The cities narrated in the photographs by Michael Wolf in the Life in Cities exhibition are not easy to live in. The photographer, born in Munich in 1954 and passed away on April 24th of this 2019, lived for more than a dozen years in the metropolis of Hong Kong, working mainly for the German magazine Stern. Struck by the inhumanity of certain situations (well represented in the Architecture of Density series) he documented the housing concentration of certain neighborhoods and, shifted his interest to the capital of Japan, he well represented in Tokyo Compression impressive situations in which the travelers of the underground, portrayed from the platforms while they are literally crushed against the car windows.

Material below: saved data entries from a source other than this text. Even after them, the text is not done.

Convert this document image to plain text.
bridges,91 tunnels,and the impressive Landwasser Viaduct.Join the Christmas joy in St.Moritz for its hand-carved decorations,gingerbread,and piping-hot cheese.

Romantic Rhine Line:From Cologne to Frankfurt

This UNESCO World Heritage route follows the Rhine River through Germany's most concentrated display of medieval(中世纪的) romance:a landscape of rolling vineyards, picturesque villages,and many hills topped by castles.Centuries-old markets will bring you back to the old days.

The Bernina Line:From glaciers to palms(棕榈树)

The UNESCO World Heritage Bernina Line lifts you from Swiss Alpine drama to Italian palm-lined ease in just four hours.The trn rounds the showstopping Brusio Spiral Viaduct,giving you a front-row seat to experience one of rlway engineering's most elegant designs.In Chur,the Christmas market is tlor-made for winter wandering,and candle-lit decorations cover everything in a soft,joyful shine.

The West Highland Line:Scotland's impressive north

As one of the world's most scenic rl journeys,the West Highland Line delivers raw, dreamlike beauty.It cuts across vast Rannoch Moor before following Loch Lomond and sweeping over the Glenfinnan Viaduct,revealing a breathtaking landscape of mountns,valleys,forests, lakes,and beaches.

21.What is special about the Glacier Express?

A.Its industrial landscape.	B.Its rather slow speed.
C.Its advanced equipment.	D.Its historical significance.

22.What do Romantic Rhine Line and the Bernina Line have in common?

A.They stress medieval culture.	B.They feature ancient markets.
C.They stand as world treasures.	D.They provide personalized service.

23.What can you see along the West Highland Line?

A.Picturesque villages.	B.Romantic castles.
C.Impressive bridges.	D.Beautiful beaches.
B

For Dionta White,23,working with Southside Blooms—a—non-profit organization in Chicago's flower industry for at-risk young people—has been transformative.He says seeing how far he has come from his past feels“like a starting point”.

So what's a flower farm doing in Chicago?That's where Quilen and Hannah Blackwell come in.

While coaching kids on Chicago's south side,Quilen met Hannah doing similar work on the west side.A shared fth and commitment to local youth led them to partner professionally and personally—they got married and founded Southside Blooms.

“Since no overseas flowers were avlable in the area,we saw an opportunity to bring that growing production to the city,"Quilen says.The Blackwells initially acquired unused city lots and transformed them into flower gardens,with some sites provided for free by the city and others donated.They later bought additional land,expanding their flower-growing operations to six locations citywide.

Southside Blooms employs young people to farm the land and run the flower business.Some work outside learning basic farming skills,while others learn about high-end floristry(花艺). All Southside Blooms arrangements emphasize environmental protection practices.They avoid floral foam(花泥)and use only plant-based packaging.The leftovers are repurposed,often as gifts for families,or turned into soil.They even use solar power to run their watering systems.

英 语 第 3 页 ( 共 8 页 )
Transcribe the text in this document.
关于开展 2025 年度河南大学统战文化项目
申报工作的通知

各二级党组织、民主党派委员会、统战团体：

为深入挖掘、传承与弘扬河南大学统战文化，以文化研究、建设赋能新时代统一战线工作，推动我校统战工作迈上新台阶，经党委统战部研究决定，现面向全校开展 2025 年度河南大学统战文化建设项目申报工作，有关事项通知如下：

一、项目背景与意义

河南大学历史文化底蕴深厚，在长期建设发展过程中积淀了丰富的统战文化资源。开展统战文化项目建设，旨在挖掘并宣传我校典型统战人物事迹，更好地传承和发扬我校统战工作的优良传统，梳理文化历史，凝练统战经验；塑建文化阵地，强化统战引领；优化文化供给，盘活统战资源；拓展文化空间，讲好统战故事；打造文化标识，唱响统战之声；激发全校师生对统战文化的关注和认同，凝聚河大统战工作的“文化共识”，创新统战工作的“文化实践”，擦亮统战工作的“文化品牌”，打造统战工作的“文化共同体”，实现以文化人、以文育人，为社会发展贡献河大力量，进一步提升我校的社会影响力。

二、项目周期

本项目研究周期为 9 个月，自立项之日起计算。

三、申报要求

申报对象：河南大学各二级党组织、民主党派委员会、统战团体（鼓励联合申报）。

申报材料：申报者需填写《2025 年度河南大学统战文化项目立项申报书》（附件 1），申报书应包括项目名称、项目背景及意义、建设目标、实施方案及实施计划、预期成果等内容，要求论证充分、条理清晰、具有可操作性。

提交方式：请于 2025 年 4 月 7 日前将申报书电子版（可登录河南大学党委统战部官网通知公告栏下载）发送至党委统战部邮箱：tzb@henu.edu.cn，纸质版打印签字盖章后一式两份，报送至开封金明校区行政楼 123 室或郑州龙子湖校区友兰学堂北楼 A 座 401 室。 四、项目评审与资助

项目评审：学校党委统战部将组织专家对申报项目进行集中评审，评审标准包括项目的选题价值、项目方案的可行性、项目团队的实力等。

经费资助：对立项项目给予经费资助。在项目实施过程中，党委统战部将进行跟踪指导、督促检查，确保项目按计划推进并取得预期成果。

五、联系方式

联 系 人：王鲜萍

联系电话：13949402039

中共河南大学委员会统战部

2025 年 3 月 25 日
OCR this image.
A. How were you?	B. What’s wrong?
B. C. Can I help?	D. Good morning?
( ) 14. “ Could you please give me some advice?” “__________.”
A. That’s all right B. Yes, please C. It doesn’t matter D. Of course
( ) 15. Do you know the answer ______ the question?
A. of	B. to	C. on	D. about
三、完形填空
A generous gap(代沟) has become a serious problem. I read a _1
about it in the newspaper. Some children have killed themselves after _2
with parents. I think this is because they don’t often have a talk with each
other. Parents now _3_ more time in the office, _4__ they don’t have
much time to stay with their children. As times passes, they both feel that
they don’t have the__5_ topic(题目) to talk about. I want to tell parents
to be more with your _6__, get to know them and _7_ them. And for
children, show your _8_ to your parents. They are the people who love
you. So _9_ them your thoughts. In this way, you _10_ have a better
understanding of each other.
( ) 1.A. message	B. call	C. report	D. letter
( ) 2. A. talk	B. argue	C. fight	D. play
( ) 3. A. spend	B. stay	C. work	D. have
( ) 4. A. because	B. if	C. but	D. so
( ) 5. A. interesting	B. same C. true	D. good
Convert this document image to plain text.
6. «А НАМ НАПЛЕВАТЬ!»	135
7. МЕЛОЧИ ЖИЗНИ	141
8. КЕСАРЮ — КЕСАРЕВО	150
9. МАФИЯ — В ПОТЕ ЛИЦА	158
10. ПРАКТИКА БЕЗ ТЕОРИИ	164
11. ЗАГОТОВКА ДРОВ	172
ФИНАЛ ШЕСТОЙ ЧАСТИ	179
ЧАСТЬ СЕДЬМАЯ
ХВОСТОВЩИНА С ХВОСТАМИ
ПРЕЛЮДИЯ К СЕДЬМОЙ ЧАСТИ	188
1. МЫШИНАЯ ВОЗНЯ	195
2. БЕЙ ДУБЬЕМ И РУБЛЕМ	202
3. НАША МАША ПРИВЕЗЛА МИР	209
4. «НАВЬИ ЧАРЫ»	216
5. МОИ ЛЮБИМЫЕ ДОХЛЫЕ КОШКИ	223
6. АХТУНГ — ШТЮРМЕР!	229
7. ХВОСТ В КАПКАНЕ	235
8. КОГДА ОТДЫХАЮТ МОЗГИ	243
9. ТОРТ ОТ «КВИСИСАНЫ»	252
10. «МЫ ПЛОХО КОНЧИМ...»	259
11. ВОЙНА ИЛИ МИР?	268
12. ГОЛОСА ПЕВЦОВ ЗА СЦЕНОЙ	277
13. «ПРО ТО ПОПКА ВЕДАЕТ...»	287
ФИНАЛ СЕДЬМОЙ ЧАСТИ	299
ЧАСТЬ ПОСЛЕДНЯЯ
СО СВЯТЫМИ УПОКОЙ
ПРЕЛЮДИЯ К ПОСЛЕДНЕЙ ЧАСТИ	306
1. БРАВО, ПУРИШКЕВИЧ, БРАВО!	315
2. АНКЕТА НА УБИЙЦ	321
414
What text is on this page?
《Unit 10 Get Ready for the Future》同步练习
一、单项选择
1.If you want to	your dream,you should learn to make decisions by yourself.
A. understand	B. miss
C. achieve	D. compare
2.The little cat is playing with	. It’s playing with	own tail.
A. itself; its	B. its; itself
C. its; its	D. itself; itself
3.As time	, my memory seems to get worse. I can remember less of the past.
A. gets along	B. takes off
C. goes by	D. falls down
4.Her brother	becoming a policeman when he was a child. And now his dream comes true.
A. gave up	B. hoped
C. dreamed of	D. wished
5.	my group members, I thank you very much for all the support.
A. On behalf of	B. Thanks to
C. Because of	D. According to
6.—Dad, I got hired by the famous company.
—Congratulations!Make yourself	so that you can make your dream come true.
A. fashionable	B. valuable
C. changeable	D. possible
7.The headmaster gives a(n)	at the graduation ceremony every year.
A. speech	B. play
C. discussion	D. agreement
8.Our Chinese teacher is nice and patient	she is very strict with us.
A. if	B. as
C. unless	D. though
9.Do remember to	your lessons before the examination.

The Cheung Chau Sunrises series, strongly desired in this exhibition by the Author, is a sort of invitation to hope for a future in which Nature is less violated.

In the Berlin retrospective, there is also a series of photographs of Chicago’s skyscrapers, less disturbing than their Chinese cousins, and Bastard Chair, an exceptional document of Hong Kong’s creativity in creating and repairing chairs.

The exhibition at the Urania center in Berlin until August 14th, 2019, is open every day from 12 to 20.